Bruno Minko-mi-Ngwa, ancien directeur de la Société gabonaise des transports a été placé en détention préventive mercredi soir, après cinq jours de garde à vue au B2 pour des soupçons de “détournement public”. Fortement endettée, la Sogatra fonctionne depuis plusieurs années au ralenti, entre salaires impayés, grèves et parc automobiles réduit. 

Bruno Minko-mi-Ngwa, l’ancien directeur général de la Société gabonaise des transport (Sogatra) est à “Sans-Famille”. © D.R.

 

L’opération Scorpion n’en finit pas. Évincé de ses fonctions le 31 janvier 2020 suite à un Conseil des ministres, l’ancien directeur de la Sogatra, Bruno Minko-mi-Ngwa, pendant dix mois à la tête de l’entreprise d’environ 850 salariés, a été placé sous mandat de dépôt mercredi 12 février au soir, a appris Gabonreview auprès de la communication de l’entreprise.

Motif de son transfert à “Sans-Famille” : des détournements de fonds publics présumés, explique la même source, ajoutant que M. Minko avait été placé en garde à vue vendredi au service de contre-ingérence du B2. Depuis longtemps l’entreprise, qui survit grâce à des subventions étatiques à hauteur d’environ 4 milliards de francs CFA par an, était devenue un terrain de conflit entre les salariés et la direction.

Les employés, entrés en grève pendant plusieurs mois, suite à sept mois d’arriérés de salaires, accusaient aussi l’ex-DG de mentir sur le nombre de bus en circulation. Le Syndicat des acteurs du transport terrestre (Syatrat) avait porté plainte en juin 2019 pour “détournements” contre la société publique.
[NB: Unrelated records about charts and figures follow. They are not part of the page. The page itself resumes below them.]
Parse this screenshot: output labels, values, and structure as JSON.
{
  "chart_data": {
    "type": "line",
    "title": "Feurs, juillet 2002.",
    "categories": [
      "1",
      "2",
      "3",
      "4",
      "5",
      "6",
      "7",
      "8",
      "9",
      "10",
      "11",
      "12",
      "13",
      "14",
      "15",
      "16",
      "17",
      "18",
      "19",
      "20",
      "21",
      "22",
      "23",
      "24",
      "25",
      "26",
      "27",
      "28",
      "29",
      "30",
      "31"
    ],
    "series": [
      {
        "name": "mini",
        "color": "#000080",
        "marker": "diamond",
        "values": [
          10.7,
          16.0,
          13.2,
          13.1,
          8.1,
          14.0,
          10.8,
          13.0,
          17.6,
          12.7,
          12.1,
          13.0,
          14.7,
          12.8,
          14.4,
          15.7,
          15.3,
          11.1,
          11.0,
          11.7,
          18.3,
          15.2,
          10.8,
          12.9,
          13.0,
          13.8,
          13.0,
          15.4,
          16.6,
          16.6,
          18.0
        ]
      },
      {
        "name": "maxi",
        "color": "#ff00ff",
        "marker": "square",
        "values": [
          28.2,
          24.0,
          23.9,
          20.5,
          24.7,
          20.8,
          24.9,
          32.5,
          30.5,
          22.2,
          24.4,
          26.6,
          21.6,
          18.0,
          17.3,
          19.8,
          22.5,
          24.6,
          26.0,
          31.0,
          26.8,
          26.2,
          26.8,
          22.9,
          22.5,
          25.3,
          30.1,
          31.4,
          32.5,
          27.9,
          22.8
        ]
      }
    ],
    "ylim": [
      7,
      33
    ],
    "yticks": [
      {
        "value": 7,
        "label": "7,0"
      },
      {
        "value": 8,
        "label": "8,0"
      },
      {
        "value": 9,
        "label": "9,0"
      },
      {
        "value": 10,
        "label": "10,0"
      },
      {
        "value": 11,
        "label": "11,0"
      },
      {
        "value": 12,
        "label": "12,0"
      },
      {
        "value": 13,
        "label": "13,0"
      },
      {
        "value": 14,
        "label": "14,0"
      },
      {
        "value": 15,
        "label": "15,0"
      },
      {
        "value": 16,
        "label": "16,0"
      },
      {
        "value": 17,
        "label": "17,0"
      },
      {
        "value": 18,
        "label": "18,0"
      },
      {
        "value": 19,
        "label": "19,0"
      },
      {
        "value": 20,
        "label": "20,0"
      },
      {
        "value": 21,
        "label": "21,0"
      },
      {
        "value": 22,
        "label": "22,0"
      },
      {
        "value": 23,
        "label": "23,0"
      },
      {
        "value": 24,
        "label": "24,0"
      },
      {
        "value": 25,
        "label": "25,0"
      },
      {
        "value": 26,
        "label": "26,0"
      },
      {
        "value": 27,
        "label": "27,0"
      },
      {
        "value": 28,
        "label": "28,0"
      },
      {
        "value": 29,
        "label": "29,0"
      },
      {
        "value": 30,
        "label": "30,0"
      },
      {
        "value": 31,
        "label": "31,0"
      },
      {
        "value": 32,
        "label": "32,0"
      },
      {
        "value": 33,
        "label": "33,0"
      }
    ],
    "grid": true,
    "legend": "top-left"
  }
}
Début février, le directeur d’exploitation et de la sécurité de la compagnie, Paterne Dicka, avait même interdit d’accès au site près de 25 personnes, dont Bruno Minko. La défense de l’ex-DG était la suivante: depuis son arrivée à la Sogatra, il avait essayé de rectifier le tir d’une comptabilité manquante depuis 2013.

Il affirmait avoir réduit la dette de la Sogatra de 7,5 milliards de FCFA, depuis son arrivée en mars 2019 (la dette était donc de 26,5 milliards en mars, selon lui). Il se targuait également d’avoir appliqué le plan social recommandé par un audit du cabinet Deloitte, réduisant la masse salariale de 20%. De même, les arriérés de salaires dataient de 2018.

 
 

2 Commentaires

  1. bill ngana dit :

    Dans tout ce méli-mélo, ce sont les Gabonais incapables de se payer une voiture qui sont proprement nickés. On avait cru, lors de sa mise en service, que la Sogatra viendrait soulager rapidement ce type de consommateurs, nombreux et vulnérables dans la capitale et ses environs. Puis, la haute hiérarchie a exigé, on ignore toujours au nom de quelle espèce de solidarité, que les autocars de Sogatra se livrent aussi au transport inter-provincial. Une idée certes louable mais suicidaire pour la jeune entreprise, qui n’avait pas encore consolidé son expertise en matière de transport urbain, ni accru son fragile parc d’autobus totalement inadapté à cette nouvelle activité. Et justement, les autocars en service à Libreville ne convenaient pas du tout aux routes du Gabon, trop étroites et en très mauvais état. Là a commencé, à mon avis, les tribulations de cette entreprise. Car si les directeurs successifs ont peut-être mis chacun la main dans la caisse, cela pouvait demeurer invisible et sans importance tant que cette dernière se remplissait à nouveau. Mais a contrario, lorsque l’activité devenait de moins en moins rentable, avec un parc d’autobus vieillissant et de plus en plus gourmand en dépenses de consommation et de fonctionnement, mettre la main dans la caisse devenait à son tour simplement suicidaire. Vivement que les sociétés à venir ne se laissent point entraîner dans les mêmes erreurs.

  2. Ernest dit :

    Et dans cette opération scorpion, il n’y a rien à dire sur les Bongo ? Ils sont blanc comme neige. Lol!!!